Before the pandemic, we were able to apportion ourselves out carefully to select people, like dividing a traybake of brownies into slices before placing them carefully on paper napkins. This was often a wholly natural process (pre-pandemic, it was highly unlikely – and rightly so – that my family would have overheard me on a first date with someone). Now, we’ve experienced parts of each other’s personas and personalities that we’d never otherwise have seen. We have a greater sense of who the people in our lives are.

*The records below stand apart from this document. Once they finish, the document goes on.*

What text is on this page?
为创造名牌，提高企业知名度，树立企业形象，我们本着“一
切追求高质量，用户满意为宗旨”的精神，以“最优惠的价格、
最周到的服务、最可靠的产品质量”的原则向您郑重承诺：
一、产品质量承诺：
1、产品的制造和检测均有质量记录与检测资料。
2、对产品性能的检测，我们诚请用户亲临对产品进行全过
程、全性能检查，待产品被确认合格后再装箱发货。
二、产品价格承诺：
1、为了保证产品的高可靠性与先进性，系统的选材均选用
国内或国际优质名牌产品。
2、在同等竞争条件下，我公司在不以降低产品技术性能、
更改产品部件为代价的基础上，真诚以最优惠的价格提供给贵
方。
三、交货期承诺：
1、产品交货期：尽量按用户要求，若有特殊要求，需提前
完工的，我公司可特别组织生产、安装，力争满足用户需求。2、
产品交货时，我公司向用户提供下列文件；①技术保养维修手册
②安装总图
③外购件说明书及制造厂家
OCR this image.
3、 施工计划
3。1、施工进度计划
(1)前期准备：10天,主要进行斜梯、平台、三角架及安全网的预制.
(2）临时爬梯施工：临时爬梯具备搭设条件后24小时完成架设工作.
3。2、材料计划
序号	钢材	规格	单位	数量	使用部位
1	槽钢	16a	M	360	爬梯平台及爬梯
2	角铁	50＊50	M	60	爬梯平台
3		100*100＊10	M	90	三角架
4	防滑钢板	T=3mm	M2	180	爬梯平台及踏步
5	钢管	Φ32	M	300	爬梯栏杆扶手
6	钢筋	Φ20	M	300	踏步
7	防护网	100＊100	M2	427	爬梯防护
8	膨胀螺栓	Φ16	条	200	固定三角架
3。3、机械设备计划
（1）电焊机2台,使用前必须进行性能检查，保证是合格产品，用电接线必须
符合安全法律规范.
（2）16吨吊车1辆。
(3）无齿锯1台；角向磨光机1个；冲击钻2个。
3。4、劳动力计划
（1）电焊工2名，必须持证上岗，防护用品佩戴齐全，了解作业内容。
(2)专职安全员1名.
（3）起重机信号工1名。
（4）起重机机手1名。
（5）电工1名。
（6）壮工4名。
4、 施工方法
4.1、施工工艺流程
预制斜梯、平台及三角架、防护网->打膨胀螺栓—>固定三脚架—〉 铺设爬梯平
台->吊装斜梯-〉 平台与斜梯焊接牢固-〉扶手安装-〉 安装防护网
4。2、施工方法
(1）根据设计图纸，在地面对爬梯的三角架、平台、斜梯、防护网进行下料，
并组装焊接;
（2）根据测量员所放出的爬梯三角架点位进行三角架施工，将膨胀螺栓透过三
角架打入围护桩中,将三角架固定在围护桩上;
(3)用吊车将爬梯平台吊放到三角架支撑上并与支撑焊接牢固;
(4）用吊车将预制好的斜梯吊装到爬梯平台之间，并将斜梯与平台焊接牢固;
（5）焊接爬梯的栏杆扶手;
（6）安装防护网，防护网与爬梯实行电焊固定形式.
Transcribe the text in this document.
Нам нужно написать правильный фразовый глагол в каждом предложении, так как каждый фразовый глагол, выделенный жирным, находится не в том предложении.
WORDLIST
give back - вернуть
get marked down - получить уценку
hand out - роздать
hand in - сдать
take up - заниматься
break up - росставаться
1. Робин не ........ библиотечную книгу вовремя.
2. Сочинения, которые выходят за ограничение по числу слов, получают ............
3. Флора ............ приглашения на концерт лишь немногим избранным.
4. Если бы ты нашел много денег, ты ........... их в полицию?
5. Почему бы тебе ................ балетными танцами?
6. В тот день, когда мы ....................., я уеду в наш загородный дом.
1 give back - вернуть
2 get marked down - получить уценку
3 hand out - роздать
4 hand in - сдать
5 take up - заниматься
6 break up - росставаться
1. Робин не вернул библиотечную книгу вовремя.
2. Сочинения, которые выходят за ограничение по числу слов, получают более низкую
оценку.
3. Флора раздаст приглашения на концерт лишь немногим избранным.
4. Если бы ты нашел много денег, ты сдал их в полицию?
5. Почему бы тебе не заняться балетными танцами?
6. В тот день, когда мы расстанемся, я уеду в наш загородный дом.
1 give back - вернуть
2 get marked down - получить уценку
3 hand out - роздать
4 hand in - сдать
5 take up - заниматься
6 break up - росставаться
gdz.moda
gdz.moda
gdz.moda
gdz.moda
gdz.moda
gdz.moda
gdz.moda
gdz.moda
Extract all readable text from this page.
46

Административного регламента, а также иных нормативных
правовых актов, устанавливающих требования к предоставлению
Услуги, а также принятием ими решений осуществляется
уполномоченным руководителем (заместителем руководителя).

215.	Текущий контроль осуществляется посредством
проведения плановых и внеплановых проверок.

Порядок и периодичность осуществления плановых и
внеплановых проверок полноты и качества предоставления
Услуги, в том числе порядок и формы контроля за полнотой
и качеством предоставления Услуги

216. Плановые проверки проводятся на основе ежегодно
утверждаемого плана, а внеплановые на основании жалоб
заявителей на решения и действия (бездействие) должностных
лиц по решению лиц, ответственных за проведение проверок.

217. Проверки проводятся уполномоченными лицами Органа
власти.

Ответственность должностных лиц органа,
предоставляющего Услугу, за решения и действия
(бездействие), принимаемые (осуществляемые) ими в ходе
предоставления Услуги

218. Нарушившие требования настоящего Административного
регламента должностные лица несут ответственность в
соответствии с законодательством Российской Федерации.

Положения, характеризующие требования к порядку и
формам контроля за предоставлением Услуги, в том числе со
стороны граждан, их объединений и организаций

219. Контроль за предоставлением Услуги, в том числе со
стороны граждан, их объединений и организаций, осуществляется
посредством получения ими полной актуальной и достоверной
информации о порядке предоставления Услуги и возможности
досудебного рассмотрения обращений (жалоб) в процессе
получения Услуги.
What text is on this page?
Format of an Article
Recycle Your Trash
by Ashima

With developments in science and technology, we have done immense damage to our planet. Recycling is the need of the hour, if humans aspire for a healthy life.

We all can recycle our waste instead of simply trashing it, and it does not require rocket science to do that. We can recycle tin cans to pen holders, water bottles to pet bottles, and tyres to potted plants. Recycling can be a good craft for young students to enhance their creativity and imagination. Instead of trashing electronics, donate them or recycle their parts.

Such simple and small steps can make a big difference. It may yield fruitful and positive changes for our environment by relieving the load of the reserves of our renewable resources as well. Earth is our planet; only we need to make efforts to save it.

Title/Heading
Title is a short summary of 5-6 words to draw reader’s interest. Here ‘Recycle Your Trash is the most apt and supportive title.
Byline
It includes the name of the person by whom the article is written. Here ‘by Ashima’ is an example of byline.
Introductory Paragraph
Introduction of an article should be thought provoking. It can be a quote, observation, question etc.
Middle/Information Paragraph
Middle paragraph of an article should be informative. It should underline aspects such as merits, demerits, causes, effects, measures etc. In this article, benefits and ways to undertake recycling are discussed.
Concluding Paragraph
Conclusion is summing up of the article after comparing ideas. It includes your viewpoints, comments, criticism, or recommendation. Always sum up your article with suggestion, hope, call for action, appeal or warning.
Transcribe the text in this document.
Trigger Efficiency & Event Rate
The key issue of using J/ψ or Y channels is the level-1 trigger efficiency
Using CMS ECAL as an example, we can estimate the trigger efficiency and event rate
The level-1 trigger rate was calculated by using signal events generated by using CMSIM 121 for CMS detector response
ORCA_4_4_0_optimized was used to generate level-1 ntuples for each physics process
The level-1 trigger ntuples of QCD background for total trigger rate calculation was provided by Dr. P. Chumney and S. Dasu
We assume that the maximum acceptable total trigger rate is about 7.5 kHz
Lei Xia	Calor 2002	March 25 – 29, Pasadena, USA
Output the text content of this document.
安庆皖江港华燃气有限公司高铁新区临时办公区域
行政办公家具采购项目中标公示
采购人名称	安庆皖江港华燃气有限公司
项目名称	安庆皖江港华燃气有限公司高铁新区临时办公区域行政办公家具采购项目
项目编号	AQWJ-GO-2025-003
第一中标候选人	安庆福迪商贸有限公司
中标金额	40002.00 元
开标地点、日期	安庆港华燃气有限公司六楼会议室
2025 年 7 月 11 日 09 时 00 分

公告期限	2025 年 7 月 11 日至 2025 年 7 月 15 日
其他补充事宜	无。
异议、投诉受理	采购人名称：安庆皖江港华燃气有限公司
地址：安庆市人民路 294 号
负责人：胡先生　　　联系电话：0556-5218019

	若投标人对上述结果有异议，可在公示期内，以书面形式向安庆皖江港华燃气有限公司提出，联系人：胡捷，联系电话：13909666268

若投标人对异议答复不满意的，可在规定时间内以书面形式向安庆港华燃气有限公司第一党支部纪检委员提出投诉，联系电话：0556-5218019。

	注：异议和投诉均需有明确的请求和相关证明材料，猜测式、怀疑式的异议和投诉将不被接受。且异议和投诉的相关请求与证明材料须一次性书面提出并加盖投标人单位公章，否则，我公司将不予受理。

Of course, this isn’t the reality for everyone. Plenty of people lived alone during the pandemic, and a great many people weren’t able to work from home during the lockdowns. There are vast numbers of people who – rather than seeing previously hidden parts of people they lived or worked with – were separated and distanced from others by the pandemic.

But my personal lines – and the lines of people I’ve lived with since the first UK lockdown – don’t really exist any more, and I can’t see a future in which I’ll go back to dividing myself into different people for different people like I automatically used to.

I’ve littered this article with restrictive words and phrases like “should”, “supposed to”, “meant to” – but I don’t think this sort of restriction has as much of a place in a post-lockdown world. I have a feeling my personal lines will remain blurred for a long time to come; and I’m not sure that’s such a bad thing. In fact, I think it could bring me closer than ever to the people in my life.